Per il presidente di Confesercenti la “parola d’ordine è valorizzare il commercio di prossimità: ritrovare il senso antico della polis, che connota alle radici la città europea come luogo di scambi commerciali, culturali, umani in cui si riconosce l’anima di una comunità e nello stesso tempo guardare al presente e al futuro supportando le piccole imprese nell’accesso all’innovazione, alle nuove tecnologie, all’e-commerce.
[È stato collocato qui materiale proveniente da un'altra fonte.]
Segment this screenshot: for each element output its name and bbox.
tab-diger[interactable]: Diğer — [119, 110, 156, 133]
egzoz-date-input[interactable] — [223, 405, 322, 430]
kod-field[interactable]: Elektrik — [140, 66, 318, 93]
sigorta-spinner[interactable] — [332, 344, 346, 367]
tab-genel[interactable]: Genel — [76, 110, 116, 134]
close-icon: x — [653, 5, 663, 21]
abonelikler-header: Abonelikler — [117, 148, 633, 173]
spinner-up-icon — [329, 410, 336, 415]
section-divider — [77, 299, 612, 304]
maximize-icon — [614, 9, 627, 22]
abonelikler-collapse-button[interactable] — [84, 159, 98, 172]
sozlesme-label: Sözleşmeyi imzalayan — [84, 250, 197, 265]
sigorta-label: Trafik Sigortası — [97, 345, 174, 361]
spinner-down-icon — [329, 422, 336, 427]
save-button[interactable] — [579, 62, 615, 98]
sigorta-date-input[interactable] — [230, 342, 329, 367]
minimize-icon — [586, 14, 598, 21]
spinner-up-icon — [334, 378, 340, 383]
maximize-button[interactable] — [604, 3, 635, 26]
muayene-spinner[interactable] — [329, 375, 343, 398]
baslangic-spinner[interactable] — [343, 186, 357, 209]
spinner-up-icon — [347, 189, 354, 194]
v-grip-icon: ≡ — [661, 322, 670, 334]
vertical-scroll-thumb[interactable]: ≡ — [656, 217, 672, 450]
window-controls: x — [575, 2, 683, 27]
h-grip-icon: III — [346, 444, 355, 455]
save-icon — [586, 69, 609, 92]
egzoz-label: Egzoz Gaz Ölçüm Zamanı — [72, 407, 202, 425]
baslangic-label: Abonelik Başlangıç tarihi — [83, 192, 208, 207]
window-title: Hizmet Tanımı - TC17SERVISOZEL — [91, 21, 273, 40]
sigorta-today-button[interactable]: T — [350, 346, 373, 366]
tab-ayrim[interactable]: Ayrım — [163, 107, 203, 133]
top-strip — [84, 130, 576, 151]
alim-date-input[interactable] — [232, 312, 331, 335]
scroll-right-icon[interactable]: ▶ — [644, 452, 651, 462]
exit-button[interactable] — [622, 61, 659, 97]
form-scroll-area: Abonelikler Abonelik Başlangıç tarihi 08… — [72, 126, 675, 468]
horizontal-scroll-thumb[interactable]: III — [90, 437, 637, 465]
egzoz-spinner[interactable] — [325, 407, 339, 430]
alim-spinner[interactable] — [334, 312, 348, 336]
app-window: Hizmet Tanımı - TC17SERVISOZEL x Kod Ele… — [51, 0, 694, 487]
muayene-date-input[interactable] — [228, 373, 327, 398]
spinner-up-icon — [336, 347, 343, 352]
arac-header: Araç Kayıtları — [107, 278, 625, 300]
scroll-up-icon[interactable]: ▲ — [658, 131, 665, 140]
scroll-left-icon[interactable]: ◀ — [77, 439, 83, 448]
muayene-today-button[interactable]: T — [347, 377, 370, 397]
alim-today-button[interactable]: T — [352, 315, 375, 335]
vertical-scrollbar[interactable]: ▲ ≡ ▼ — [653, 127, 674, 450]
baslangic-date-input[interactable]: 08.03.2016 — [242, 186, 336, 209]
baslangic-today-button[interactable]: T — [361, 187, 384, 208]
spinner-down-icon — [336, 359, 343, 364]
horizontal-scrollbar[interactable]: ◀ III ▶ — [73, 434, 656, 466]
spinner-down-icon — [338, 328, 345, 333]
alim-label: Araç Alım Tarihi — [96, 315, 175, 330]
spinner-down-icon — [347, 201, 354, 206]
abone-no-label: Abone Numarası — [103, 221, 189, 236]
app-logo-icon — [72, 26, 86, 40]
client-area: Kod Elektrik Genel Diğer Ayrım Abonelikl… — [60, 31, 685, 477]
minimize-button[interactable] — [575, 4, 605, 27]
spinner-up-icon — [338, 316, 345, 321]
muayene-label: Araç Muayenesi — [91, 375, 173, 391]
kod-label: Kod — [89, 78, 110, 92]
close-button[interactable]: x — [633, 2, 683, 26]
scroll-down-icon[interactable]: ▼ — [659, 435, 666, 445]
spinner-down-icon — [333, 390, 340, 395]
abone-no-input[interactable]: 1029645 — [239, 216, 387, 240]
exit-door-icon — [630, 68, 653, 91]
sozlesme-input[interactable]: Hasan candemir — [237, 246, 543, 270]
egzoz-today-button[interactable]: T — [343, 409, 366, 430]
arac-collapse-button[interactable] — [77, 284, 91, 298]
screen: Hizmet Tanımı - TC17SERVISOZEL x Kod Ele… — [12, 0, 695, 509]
Per contrastare il fenomeno di moria delle piccole imprese commerciali, la soluzione si chiama Centro commerciale naturale, un’aggregazione di negozi della stessa via o quartiere, uniti in consorzio, per promuovere le attività commerciali nel cuore della città, una occasione per rilanciare le zone a media-alta densità commerciale ed artigianale come i centri storici dei più piccoli comuni”. “L’idea dei ‘centri commerciali naturali’ risponde alla necessità di creare uno strumento per innescare processi virtuosi, pubblici e privati, tali da trasformare destini che sembrerebbero, irreversibilmente, volti a decretare la ‘morte’ lenta del tessuto urbano che – sottolinea il presidente provinciale di Confesercenti Prospero Cassino – ha caratterizzato e continua a caratterizzare i nostri territori. I ‘centri commerciali naturali’, nella nostra visione, sono infatti il progetto capace di favorire una trasformazione progressiva, in grado di coniugare marketing urbano, proprio delle Amministrazioni Locali, con il marketing imprenditoriale promosso dai privati, costruendo, su questa base, azioni di marketing territoriale quali sintesi utile e proficua di una rinnovata convergenza tra attori pubblici e privati”.